The stakes

Attackers do not read org charts. They scan everything that points back to a company. When that scan finds a forgotten server inside a subsidiary the parent's security team did not know it owned, you have a breach. A lot of ransomware stories start in exactly that gap.

The gap exists because most companies do not have an honest picture of their own group. After a few acquisitions, a regional restructure, and a decade of joint ventures, the official asset inventory and the real footprint stop matching. The security team scans what it knows about. The attacker scans what is actually there.

The mandate

watchTowr runs Preemptive Exposure Management for banks, governments, telecoms, and other organisations where a single overlooked asset can become the front-page incident. To do the work credibly, they have to see what the attacker sees. The full external footprint of the customer, including the parts the customer forgot about.

That means starting at the right level. Not just the parent legal entity. Every subsidiary, every regional office, every recent acquisition, anywhere in the world. The corporate tree has to come first. The asset discovery sits on top of it.

What we supply

The corporate tree. Through our Corporate Structure API, watchTowr resolves any customer into its full group hierarchy, sourced from official registries country by country. Local headquarter, national headquarter, global ultimate parent. Subsidiaries and branches resolved across borders, into one structure.

When a multinational signs up, that one API call can return thousands of group entities across dozens of countries.
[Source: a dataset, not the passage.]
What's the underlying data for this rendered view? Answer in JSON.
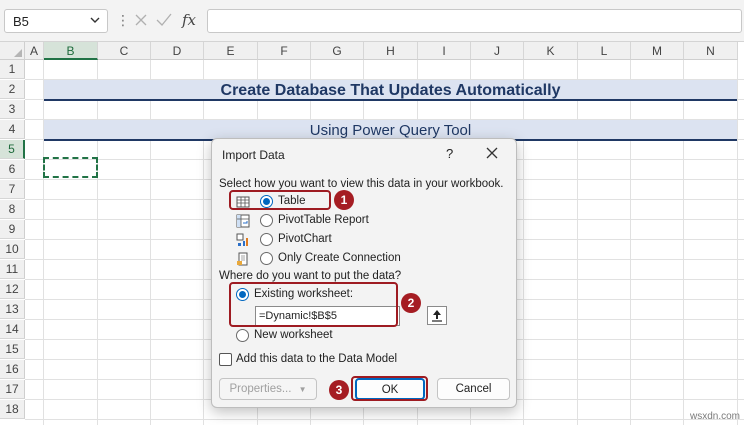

Every one of them is a potential attack surface, and every one of them is now in scope for the scanner.

What changed

watchTowr's customers stop discovering they own things after the breach. The acquired startup with the exposed Jenkins box, the regional office still running an old VPN appliance, the dormant subsidiary nobody patched. All of it visible from day one, because the corporate tree underneath is complete.

For watchTowr itself, the corporate map is the part of the stack they do not have to build or maintain. They focus on detection, validation, and response. We keep the org chart honest.

Why it matters

You cannot defend the assets you do not know you own. We make sure you know.